The year is 1918. World War One rages on while the Spanish Influenza outbreak reaches epidemic proportions. Mary Shelley Black has been sent to live with her aunt in San Diego in an attempt to keep her out of the flu’s reach (and because her father has just been arrested for his anti-war efforts). Once there, she is reunited with old friends, in particular, a pair of brothers named Stephen and Julian. Stephen and Mary have some history together and quickly begin a relationship. Until Stephen has to leave for war, having signed up before Mary’s return to San Diego. Julian, on the other hand, has been taking the war and flu outbreak in stride with his photography business, which is making quite the income with its new direction: spirit photography. Mary, being the clever young lady she is, has serious doubts about the entire spiritualist movement in spite of her aunt’s insistence on Julian’s talents. Stephen dies just months after leaving, which prompts Julian to pressure Mary to sit for another photograph, claiming that Mary has unique spiritual magnetism. Mary is dubious until she gets herself struck by lightning and finds that her senses are now telling her that everything she thought she knew may, in fact, be completely in question.

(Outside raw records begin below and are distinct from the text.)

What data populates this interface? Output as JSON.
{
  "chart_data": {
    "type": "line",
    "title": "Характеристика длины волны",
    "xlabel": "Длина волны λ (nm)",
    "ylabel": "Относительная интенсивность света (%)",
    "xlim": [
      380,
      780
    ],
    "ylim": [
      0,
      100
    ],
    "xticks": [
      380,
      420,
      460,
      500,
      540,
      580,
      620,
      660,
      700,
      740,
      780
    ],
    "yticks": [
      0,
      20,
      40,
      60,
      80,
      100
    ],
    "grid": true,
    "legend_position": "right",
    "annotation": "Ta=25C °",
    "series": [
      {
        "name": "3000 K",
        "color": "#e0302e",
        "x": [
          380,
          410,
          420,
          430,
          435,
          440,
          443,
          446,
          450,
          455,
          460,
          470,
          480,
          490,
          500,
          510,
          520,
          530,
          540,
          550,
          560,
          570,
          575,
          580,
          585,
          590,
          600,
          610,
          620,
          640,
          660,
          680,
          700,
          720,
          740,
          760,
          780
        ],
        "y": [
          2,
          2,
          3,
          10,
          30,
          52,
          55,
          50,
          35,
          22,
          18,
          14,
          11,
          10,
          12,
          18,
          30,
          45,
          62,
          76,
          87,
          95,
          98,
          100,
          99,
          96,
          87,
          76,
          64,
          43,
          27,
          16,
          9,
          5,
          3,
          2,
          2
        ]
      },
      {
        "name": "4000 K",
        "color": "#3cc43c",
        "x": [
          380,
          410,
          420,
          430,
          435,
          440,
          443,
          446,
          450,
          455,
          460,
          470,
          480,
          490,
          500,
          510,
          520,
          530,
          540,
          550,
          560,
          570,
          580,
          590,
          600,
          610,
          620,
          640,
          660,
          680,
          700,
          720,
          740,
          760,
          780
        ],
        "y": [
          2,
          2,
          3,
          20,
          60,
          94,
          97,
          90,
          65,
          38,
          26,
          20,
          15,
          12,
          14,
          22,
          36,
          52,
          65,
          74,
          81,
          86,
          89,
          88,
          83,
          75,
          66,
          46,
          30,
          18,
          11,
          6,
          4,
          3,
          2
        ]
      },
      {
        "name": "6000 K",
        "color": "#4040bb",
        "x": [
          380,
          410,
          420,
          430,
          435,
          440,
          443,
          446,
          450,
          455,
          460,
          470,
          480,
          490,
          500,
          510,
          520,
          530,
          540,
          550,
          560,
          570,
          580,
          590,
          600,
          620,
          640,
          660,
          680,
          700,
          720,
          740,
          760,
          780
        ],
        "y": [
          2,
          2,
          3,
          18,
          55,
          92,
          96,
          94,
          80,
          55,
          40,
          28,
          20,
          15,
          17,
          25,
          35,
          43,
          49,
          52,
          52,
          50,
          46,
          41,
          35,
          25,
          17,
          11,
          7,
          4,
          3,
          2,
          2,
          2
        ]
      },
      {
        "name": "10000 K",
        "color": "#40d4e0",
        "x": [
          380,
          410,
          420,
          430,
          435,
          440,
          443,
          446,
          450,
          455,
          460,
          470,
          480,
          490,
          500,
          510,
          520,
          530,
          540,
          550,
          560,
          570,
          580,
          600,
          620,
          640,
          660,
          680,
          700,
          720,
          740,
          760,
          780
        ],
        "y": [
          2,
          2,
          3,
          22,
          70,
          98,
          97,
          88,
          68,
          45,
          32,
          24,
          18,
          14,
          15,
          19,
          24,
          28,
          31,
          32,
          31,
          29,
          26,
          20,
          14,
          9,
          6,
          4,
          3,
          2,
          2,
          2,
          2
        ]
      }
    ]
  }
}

This book is a very interesting mix of historical fiction, mystery and paranormal intrigue. Mary as a character is utterly charming and witty, which is so very necessary given her context. 1918 was indeed a very scary year for many Americans. Loved ones went off to fight in a brutal war, while those left at home dealt with the constant threat of the flu. So many had already died from both that spiritualism made a giant comeback (having been popularized in both the Civil War and Victorian eras). Mediums and photographers made a living off of the desperate survivors of both tragedies. The setting makes perfect sense for a supernatural spin as well. Both the historical and the paranormal contexts are aided by period photos throughout the book. Even the cover is absolutely contextual, which I love. “In the Shadow of Blackbirds” is a fascinating mashup of history, romance, the supernatural and mystery. Highly recommended.